Archigian is part of the 32BJ SEIU bargaining committee responsible for negotiating a new contract with the Building and Realty Institute (BRI) of Westchester and The Mid-Hudson Region, Inc., a construction, development and real estate-related industry trade association in New York State with 1,500 members. The contract covers approximately 1,400 workers at 500 buildings in the Westchester County area, serving about 100,000 tenants. These workers deserve wages and benefits that allow them to continue to live and work in Westchester, one of the wealthiest counties in the United States where the annual cost of living for a family of four is up to $92,000.
“I’m fighting for a fair package for all the employees, such as the porters and the other workers who aren’t provided with residency,” he said. “Many of us have to keep up with transportation and living costs in Hudson Valley”.
For Archigian, paying for after-school programs, summer camps, sports, and other extra-curricular activities can be very expensive in a single income household in Westchester.
Archigian says young families need to focus on financial planning. “Education is so expensive in this country, therefore, securing a fair living wage for us is vital to be able to provide our children with educational and extracurricular opportunities,” he said.

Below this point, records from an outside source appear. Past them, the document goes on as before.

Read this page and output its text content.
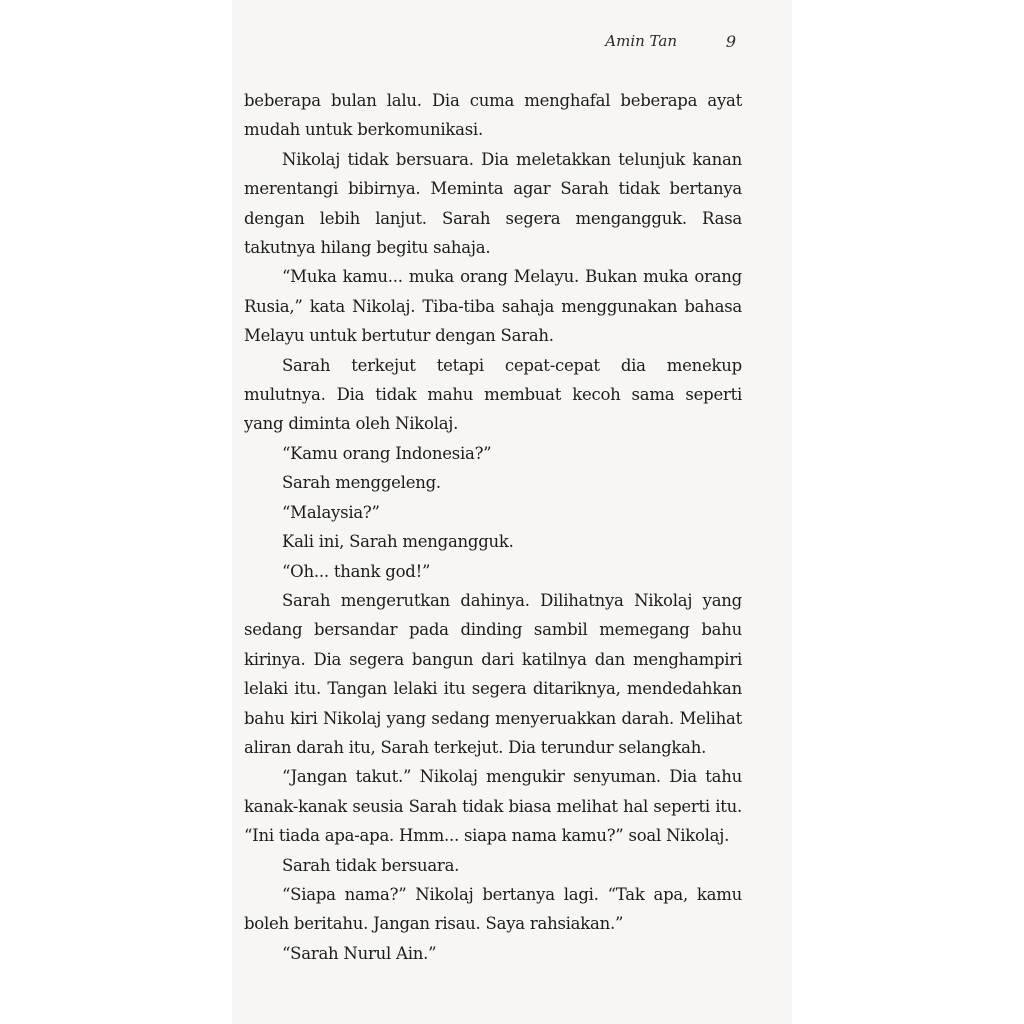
Amin Tan	9

beberapa bulan lalu. Dia cuma menghafal beberapa ayat mudah untuk berkomunikasi.

Nikolaj tidak bersuara. Dia meletakkan telunjuk kanan merentangi bibirnya. Meminta agar Sarah tidak bertanya dengan lebih lanjut. Sarah segera mengangguk. Rasa takutnya hilang begitu sahaja.

“Muka kamu... muka orang Melayu. Bukan muka orang Rusia,” kata Nikolaj. Tiba-tiba sahaja menggunakan bahasa Melayu untuk bertutur dengan Sarah.

Sarah terkejut tetapi cepat-cepat dia menekup mulutnya. Dia tidak mahu membuat kecoh sama seperti yang diminta oleh Nikolaj.

“Kamu orang Indonesia?”

Sarah menggeleng.

“Malaysia?”

Kali ini, Sarah mengangguk.

“Oh... thank god!”

Sarah mengerutkan dahinya. Dilihatnya Nikolaj yang sedang bersandar pada dinding sambil memegang bahu kirinya. Dia segera bangun dari katilnya dan menghampiri lelaki itu. Tangan lelaki itu segera ditariknya, mendedahkan bahu kiri Nikolaj yang sedang menyeruakkan darah. Melihat aliran darah itu, Sarah terkejut. Dia terundur selangkah.

“Jangan takut.” Nikolaj mengukir senyuman. Dia tahu kanak-kanak seusia Sarah tidak biasa melihat hal seperti itu. “Ini tiada apa-apa. Hmm... siapa nama kamu?” soal Nikolaj.

Sarah tidak bersuara.

“Siapa nama?” Nikolaj bertanya lagi. “Tak apa, kamu boleh beritahu. Jangan risau. Saya rahsiakan.”

“Sarah Nurul Ain.”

During his eight years as a 32BJ member, Archigian has completed various courses at the union’s Thomas Shortman Training, Scholarship and Safety Fund. “The training fund is the single most valuable program offered to us,” he said. “It’s an incredibly useful tool.”. Archigian has earned numerous accreditations from green building to universal refrigeration certifications.
As a bargaining committee member he wants to ensure training continues to be available to members who want to further develop their skills, advance in their careers and have a better understanding of the complicated building operations.
His goal as a bargaining committee member is to win a fair wage increase while maintaining health and pension benefits.